La faccenda ricorda parecchio il caso sollevato dall’Amministrazione finanziaria indiana e dalla corrispondente sentenza emessa dalla Suprema Corte nel 2017 che aveva riscosso una certa eco mediatica. Sostanzialmente la Suprema Corte indiana affermava che il Buddh International Circuit di Greater Noida, periferia di Delhi, era una stabile organizzazione per la Formula Uno e che tutti i soldi che Fowc direttamente e indirettamente – tramite le sue società controllate che fanno parte della galassia del gruppo Liberty Media Corporation del Delaware, seguendo però un intricato labirinto societario – incassava dalle sponsorizzazioni, dalla vendita dei biglietti, dall’ospitalità al paddock, dalle richieste commerciali, media e marketing dovevano quantomeno essere tassate in territorio indiano.

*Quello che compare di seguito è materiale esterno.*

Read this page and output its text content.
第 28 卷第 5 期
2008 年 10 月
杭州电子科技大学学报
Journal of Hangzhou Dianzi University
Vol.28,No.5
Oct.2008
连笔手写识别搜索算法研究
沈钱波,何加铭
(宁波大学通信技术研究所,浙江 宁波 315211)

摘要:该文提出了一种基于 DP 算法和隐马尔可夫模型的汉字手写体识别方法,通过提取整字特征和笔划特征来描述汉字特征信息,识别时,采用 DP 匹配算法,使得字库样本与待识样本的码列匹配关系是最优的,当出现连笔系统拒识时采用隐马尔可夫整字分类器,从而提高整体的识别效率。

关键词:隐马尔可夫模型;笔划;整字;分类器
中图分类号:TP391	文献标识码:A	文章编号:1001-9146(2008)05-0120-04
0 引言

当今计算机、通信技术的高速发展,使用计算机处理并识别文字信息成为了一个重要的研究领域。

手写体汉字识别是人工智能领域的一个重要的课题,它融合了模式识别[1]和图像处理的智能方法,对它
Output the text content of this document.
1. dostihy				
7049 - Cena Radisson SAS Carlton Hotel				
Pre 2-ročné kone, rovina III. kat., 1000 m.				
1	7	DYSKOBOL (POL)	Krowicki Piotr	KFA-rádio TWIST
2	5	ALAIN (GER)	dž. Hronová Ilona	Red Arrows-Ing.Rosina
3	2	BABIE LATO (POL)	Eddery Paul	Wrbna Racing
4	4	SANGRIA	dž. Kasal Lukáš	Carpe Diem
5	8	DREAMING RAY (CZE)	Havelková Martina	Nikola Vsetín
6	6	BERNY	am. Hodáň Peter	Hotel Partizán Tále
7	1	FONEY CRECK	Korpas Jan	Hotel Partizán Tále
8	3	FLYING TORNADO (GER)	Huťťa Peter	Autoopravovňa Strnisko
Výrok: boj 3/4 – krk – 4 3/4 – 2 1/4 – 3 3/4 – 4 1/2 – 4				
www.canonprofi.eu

Invece no.

 

Stefano Domenicali

 

Leggendo le carte degli accordi fra la Formula One World Championship e la società indiana organizzatrice dell’evento, la Jaypee Sports International Limited, la Suprema Corte indiana aveva scoperto non solo che la Jaypee aveva pagato una fee da 40 milioni di dollari alla Fowc e che non si accomodava mai al banchetto delle sponsorizzazioni e dei ricavi, ma addirittura che la società Fowc, non avendo una stabile organizzazione in India, non pagava una rupia di tassa al governo locale per lo sfruttamento dei diritti commerciali che incassava. Questa sentenza, che poteva essere dirompente, in realtà è passata ampiamente sotto silenzio. L’Espresso ha chiesto conto ad Aci dei contratti stipulati con Fowc e le altre società satellite, ma l’ente si è detto impossibilitato a fornirne il dettaglio in tempi rapidi.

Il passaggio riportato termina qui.